El papel determinante de los sistemas de ventilación La ventilación es una de las herramientas más eficaces para garantizar una buena calidad del aire interior. Un sistema HVAC correctamente diseñado y dimensionado
permite:
– Garantizar una renovación adecuada del aire.
– Reducir la concentración de contaminantes interiores.
– Mantener bajo control la temperatura y la humedad.
– Distribuir de manera uniforme el aire tratado en los ambientes.
Los errores de diseño, las fugas o las dispersiones pueden afectar de manera determinante al rendimiento de todo el sistema, reduciendo la eficiencia y comprometiendo la calidad de la distribución del aire.
En este contexto, el uso de soluciones diseñadas para garantizar un alto nivel de estanqueidad,
aislamiento térmico y precisión en la ejecución permite prevenir las dispersiones, optimizar el rendimiento de la instalación y garantizar la fiabilidad y la eficiencia energética a lo largo del tiempo.
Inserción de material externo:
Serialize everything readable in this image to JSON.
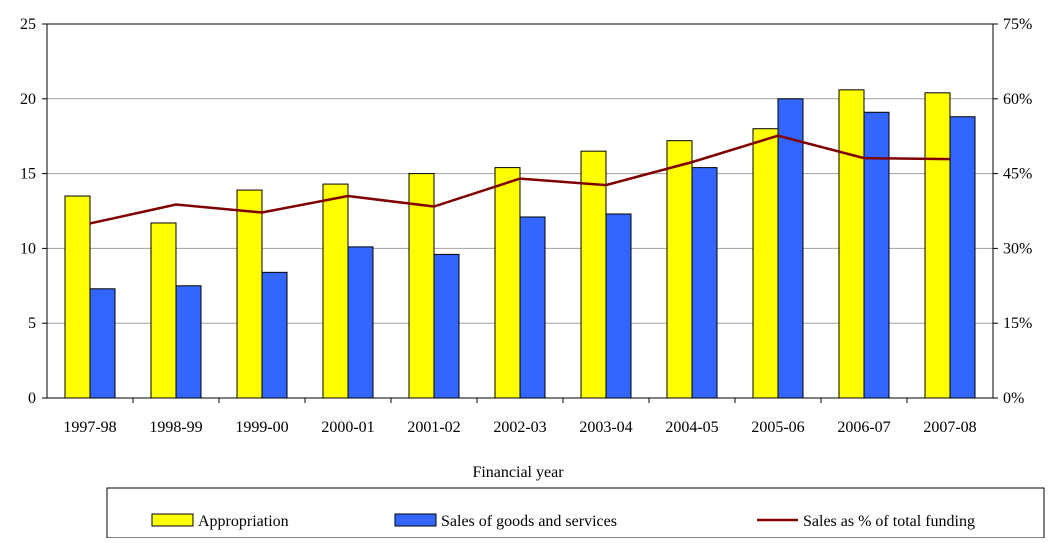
{
  "chart_data": {
    "type": "bar",
    "xlabel": "Financial year",
    "ylabel": "",
    "ylabel_right": "",
    "categories": [
      "1997-98",
      "1998-99",
      "1999-00",
      "2000-01",
      "2001-02",
      "2002-03",
      "2003-04",
      "2004-05",
      "2005-06",
      "2006-07",
      "2007-08"
    ],
    "ylim": [
      0,
      25
    ],
    "yticks": [
      "0",
      "5",
      "10",
      "15",
      "20",
      "25"
    ],
    "y2lim": [
      0,
      75
    ],
    "y2ticks": [
      "0%",
      "15%",
      "30%",
      "45%",
      "60%",
      "75%"
    ],
    "grid": "horizontal",
    "legend_position": "bottom",
    "series": [
      {
        "name": "Appropriation",
        "kind": "bar",
        "axis": "left",
        "color": "#ffff00",
        "values": [
          13.5,
          11.7,
          13.9,
          14.3,
          15.0,
          15.4,
          16.5,
          17.2,
          18.0,
          20.6,
          20.4
        ]
      },
      {
        "name": "Sales of goods and services",
        "kind": "bar",
        "axis": "left",
        "color": "#3366ff",
        "values": [
          7.3,
          7.5,
          8.4,
          10.1,
          9.6,
          12.1,
          12.3,
          15.4,
          20.0,
          19.1,
          18.8
        ]
      },
      {
        "name": "Sales as % of total funding",
        "kind": "line",
        "axis": "right",
        "color": "#800000",
        "values": [
          35.0,
          38.8,
          37.2,
          40.5,
          38.4,
          44.0,
          42.7,
          47.3,
          52.6,
          48.1,
          47.9
        ]
      }
    ]
  }
}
Una responsabilidad compartida en el diseño
Garantizar una alta calidad del aire interior significa adoptar un enfoque sistémico
que involucre a diseñadores, instaladores y fabricantes de soluciones de sistemas. Los materiales,
las tecnologías y los métodos de instalación influyen de manera significativa en el
rendimiento final de la instalación.
Por este motivo, en el sector de la climatización (calefacción, ventilación y aire acondicionado), la
elección de sistemas fiables y diseñados para garantizar la eficiencia, la estanqueidad y el rendimiento
a lo largo del tiempo es un factor clave para el éxito de cualquier proyecto.